Sadece kızıyla konuşmuyordu. YuSung'u evlerine davet etmelerinin başka bir nedeni daha vardı.
“Bundan bu kadar aniden bahsettiğim için özür dilerim, dedi ciddi bir ses tonuyla ama EunAh'ı hiçbir zaman Akademi'ye avcı olması için göndermedik.
EunAh annesine sert bir bakış attı. “Anne, ben”
“EunAh, biz sadece deneyiminiz ve yetenekleriniz için gerekli temeli kazanmanızı istedik.
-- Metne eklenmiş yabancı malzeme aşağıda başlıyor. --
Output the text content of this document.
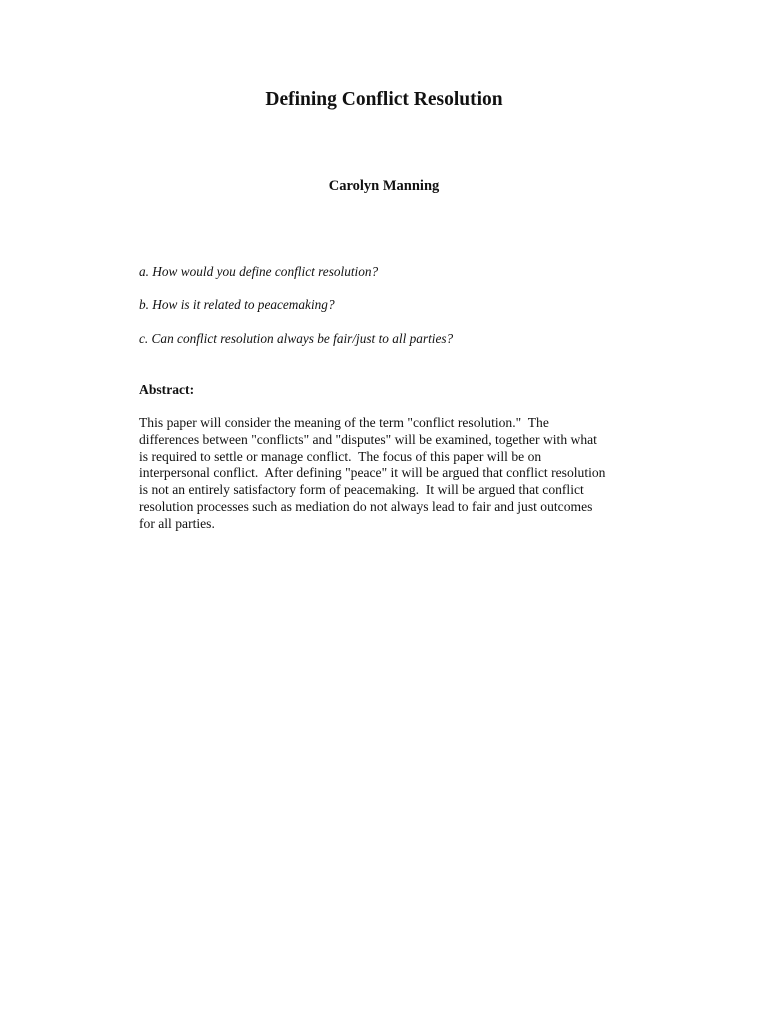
Defining Conflict Resolution

Carolyn Manning

a. How would you define conflict resolution?

b. How is it related to peacemaking?

c. Can conflict resolution always be fair/just to all parties?

Abstract:

This paper will consider the meaning of the term "conflict resolution."  The
differences between "conflicts" and "disputes" will be examined, together with what
is required to settle or manage conflict.  The focus of this paper will be on
interpersonal conflict.  After defining "peace" it will be argued that conflict resolution
is not an entirely satisfactory form of peacemaking.  It will be argued that conflict
resolution processes such as mediation do not always lead to fair and just outcomes
for all parties.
Avcılar giderek yaygınlaştıkça yönetimdekilerin bile sahada neler olduğunu anlaması gerekiyor.
EunAh, SeokHan'a baktı. Büyükbabası olarak genellikle onun yanında yer alıyordu ama gözleri onunkilerle buluştu ve sakince şöyle dedi: Her şeyin bir sınırı var ve torunumun bu kadar tehlikeli bir iş yapmasını istemiyorum. Bunu ailenin bir temsilcisi olarak soruyorum ve JunHyuk'u söylediğin için seni uygun şekilde ödüllendireceğime söz veriyorum, o yüzden EunAh'ı partiden çıkarabilir misin?
İşte o zaman tüm buluşmayı büyükbabasının organize ettiğini anladı ve ailesinden annesi dışında kimseyi ciddi anlamda ikna edemedi.
Bazıları aşırı korumacı davrandıklarını düşünse de ailesinden hiç kimse onun bu kadar tehlikeli bir alanda çalışmasını istemiyordu.
“Bizi buraya mı çağırdınız?” EunAh ailesine kırgın bir bakış attı. “Bunu söylemek?”
JunHyuk acı bir ifade sergiledi ve hemen ayağa kalkmadan önce bakışlarından kaçındı. “Doydum. Yemek için teşekkürler.”
SeokHan başını salladı ve “Evet, ben de tok olduğumu düşünüyorum.” dedi.
Sonra sanki bunu önceden ayarlamışlar gibi EunAh'ın annesi ve babası ayağa kalktı.
“Anne! Sana zaten söyledim! Ben!”
YunHa işaret parmağını kaldırdı. “Hayır, yarın söylemek istediklerini dinleyeceğim, tamam mı? Düşüncelerini toparlaman için sana biraz zaman vermem gerekiyor.” Bunu söyledikten sonra gittiler.
Birkaç dakika geride kalan JunHyuk, YuSung'a baktı. “Umarım burada kaldığınız süre boyunca iyice dinlenebilirsiniz. Ne olursa olsun yakın dostluğunuzu sürdürürseniz güzel olur.
Sonunda herkes masadan kalktı.
“Hepinizden nefret ediyorum” diye mırıldandı EunAh.